Prp[onuję zrobić doświadczenie: jak zgasisz silnik - powiedzmy przy temp. płynu 97st i po chwili zacznie Ci bulgotać to włącz zapłon i odczytaj temp płynu, na pewno będzie wyższa niż w momencie zgaszenia (pod warunkiem że silnik był porządnie rozgrzany). Moja teoria jest podobna do Twojej: rozgrzana głowica oddaje ciepło do płynu który nie ma krążenia bo silnik nie pracuje i zaczyna się w pewnych najcieplejszych miejscach gotować stąd te bulgotanie. Mogę się mylić ale innego racjonalnego wytłumaczenia raczej nie dostrzegam.


na doświadczenie które opisujesz także wpadłem wcześniej i tak też ją sprawdzałem, zawsze ta temp wtedy wyskoczy o stopień czy dwa wyższa, narmalne :) motocykle z racji małego aku mają wentylator zależny od zapłonu, nie jak przy autach. Jednak właśnie zaczęło mnie zastanawiać to bulgotanie czy i ktoś z Was się z tym spotkał u siebie.
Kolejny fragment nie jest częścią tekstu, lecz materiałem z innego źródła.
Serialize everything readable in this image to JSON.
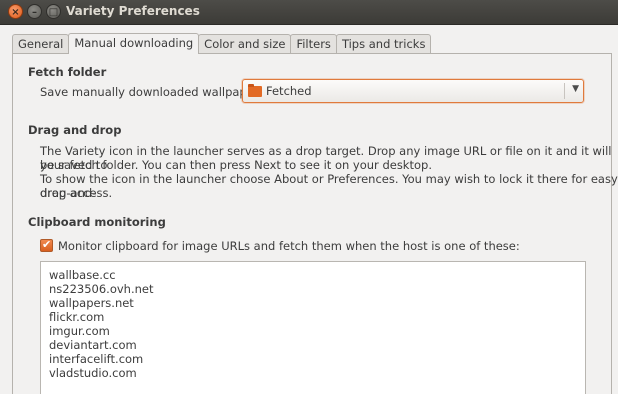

Tak czy siak dzięki za odp :)

Autor:  michał YZF [ 3 lut 2010, o 20:01 ]
Tytuł:  Re: problem z chłodzeniem??

jak piłujesz na postoju to nie dziwne że bulgota

Autor:  YZF R1 [ 3 lut 2010, o 21:52 ]
Tytuł:  Re: problem z chłodzeniem??

michał YZF napisał(a):
jak piłujesz na postoju to nie dziwne że bulgota


wyjaśnij mi to proszę...

Autor:  skarbek12 [ 4 lut 2010, o 09:10 ]
Tytuł:  Re: problem z chłodzeniem??

ja mysle ze wszystko jest okej, tak ma byc i tyle chociaz sie nie spotkalem z takim czyms u siebie, a tez regularnie co cydzien przepalam moto,

Autor:  matrix0070 [ 4 lut 2010, o 12:44 ]
Tytuł:  Re: problem z chłodzeniem??

michał YZF napisał(a):
jak piłujesz na postoju to nie dziwne że bulgota

piłuje, zajeżdżam, katuje, kręce, męczę ile się tylko da hehe 8-)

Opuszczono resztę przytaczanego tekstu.